Stephanie Hines Coaching

Why Your Customers Have Brand Loyalty

The part of our brain called the limbic system is the one that is responsible for our trust, loyalty, the decision-making. The structures of the limbic system involve motivation, emotion, learning, and memory. And guess what? That part of our brain does not understand language.

WHAT Part: So when we talk facts and figures, benefits and features, the part of the brain that understands that is not the decision making part and therefore does not cause people to buy.

So when we share our WHY, our purpose and especially when it’s bigger than ourselves, we are talking to the part of the brain that makes the decisions that gut feeling of intuition then we use the benefits and features to rationalize.

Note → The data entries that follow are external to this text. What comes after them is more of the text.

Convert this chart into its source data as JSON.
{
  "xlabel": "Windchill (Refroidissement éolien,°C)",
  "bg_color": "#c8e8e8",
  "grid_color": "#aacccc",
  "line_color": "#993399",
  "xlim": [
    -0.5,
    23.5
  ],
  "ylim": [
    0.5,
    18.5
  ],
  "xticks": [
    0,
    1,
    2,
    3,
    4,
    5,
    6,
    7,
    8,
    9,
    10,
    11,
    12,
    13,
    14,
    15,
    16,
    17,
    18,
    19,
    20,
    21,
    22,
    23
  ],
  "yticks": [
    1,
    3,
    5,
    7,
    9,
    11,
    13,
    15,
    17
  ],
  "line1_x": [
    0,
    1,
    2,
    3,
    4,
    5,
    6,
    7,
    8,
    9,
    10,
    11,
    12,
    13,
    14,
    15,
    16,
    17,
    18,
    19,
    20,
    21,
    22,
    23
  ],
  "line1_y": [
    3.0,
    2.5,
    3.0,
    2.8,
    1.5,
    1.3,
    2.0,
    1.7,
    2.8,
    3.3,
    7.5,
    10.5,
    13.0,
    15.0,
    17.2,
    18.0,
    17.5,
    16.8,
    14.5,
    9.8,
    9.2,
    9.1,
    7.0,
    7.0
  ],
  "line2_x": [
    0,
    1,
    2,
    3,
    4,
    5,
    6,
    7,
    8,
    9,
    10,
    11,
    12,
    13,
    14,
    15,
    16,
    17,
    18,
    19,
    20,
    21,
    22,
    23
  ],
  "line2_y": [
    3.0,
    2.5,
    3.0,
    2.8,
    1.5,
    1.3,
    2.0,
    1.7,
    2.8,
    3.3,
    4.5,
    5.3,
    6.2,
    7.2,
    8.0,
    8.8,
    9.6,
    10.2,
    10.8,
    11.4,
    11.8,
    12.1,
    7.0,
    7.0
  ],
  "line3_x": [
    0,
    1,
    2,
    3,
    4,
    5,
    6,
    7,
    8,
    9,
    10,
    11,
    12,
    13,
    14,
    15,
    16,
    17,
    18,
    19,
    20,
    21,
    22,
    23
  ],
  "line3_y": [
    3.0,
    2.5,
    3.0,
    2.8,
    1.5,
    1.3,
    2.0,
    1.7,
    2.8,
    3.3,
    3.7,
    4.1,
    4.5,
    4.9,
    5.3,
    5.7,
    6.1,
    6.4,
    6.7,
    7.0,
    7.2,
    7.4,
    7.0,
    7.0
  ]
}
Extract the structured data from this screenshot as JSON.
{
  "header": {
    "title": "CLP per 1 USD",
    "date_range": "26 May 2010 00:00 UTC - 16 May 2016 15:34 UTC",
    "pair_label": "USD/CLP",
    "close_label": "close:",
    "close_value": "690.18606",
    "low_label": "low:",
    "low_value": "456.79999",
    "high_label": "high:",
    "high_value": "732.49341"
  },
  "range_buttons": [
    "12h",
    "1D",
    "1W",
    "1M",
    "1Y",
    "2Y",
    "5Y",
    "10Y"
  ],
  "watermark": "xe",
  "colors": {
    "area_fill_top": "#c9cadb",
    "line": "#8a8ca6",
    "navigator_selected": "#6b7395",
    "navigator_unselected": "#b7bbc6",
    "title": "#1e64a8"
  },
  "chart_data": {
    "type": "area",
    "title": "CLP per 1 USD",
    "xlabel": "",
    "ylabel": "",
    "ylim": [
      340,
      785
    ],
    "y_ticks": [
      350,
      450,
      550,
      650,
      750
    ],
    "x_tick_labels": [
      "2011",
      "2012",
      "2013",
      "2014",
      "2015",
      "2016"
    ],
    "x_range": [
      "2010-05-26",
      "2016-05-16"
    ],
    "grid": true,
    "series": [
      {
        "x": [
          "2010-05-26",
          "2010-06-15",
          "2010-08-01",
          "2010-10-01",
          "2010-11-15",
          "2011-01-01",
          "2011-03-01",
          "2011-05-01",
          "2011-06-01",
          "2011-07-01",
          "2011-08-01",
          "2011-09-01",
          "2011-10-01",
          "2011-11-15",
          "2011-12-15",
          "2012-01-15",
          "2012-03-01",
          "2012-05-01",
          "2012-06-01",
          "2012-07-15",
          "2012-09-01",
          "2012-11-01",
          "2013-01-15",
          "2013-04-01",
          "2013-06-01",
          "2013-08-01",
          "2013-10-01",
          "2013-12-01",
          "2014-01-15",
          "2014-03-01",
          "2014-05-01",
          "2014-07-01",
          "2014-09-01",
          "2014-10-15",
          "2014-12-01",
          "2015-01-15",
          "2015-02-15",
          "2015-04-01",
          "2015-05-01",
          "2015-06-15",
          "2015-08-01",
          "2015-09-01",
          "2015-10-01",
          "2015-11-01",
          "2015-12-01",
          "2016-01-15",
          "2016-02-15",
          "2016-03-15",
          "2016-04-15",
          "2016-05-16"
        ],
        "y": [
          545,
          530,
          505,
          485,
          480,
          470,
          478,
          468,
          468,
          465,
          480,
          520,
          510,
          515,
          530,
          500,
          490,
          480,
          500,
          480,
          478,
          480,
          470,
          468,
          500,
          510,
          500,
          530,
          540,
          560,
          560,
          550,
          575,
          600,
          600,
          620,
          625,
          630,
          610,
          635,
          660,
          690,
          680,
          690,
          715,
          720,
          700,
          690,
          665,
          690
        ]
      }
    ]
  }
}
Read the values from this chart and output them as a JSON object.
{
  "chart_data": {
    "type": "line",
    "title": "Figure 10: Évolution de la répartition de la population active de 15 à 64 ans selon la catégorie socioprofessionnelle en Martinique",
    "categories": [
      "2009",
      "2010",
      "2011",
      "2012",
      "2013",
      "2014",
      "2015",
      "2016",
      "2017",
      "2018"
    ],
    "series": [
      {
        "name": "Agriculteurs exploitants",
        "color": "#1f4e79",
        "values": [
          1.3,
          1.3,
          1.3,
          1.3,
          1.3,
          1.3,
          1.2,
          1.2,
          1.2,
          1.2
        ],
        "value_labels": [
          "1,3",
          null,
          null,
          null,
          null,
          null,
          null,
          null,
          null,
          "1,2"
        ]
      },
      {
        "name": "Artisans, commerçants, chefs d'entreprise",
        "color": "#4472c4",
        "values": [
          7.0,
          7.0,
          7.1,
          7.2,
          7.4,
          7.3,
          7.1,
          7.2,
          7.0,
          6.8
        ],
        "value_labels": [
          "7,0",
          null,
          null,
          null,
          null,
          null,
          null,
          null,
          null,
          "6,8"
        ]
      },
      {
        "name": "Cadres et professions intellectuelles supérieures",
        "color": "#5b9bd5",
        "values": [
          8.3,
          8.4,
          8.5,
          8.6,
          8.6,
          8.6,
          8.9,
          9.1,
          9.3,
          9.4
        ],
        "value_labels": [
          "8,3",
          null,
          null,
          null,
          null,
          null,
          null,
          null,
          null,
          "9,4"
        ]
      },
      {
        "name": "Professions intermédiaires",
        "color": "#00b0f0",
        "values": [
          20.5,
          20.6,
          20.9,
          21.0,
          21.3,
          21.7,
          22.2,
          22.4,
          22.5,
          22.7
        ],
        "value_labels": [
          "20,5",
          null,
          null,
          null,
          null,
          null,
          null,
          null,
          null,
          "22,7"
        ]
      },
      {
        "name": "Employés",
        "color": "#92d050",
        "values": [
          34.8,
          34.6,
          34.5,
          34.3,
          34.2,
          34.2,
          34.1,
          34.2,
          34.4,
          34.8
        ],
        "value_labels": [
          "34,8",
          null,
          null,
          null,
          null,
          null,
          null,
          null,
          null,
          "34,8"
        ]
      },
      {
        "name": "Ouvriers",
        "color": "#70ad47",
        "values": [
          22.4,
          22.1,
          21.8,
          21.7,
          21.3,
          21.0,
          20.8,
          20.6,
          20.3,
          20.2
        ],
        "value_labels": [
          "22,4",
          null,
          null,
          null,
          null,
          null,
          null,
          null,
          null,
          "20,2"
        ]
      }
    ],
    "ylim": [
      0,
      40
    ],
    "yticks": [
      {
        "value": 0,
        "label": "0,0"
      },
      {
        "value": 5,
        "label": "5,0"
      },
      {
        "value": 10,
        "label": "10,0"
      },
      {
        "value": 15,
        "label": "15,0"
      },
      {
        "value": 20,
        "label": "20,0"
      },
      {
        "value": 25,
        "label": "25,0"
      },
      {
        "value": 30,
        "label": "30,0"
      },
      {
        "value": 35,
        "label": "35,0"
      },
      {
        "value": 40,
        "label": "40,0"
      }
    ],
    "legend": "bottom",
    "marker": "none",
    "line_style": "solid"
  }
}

You know when you look at all the facts and figures and it looks good on paper but you have that feeling that it isn’t right. It’s a gut feeling and you keep saying it doesn’t feel right. People want you to pinpoint exactly what it is. Well, that part of our brain does not control language so all we have left is a feeling.

Your customers decision making process.

If you don’t know why you do what you do, how will anyone want to buy anything from you?

How will identify brand loyalty to your company?

How will they become connected and want to be a part of what you do?

You inspire people through your WHY. It evokes emotion from them and they buy emotionally, then validate with facts and features. Your WHY represents your branding. You end up with loyal customers, associates & employees who work with their blood sweat and tears. They believe in your beliefs and are so inspired and motivate by your WHY.

brand loyalty example starbucks

Brand Loyalty: Starbucks

The best example of this is Howard Schultz the CEO of Starbucks

You cannot inspire unless you have inspiration within you. Passion is everything and, as a leader, you must share that passion at every opportunity. You see, Schultz likes coffee, but he’s passionate about building a company that treats people with dignity and respect. He said coffee is what Starbucks makes as a product, but that’s not the business we’re in. Schultz is still communicating the same message and using guiding principles to inspire his employees and excite his customers.

It was not the calling of coffee, but the calling to try to building a company that my father never got a chance to work for, said Schultz. When we began Starbucks what I wanted to try to do was to create a set of values, guiding principles, and culture. According to Schultz, Starbucks was the first company in America to offer comprehensive health insurance and ownership in the form of stock options to all of its employees, including part-time workers.

What is the lesson?

What you do is different than what you’re passionate about. Your product is not your story. Your story is how the product improves the lives of your employees and your customers. This is why your customers buy from you! Devoted brand loyalty is evident in our customers and employees when we place a high value on their lives.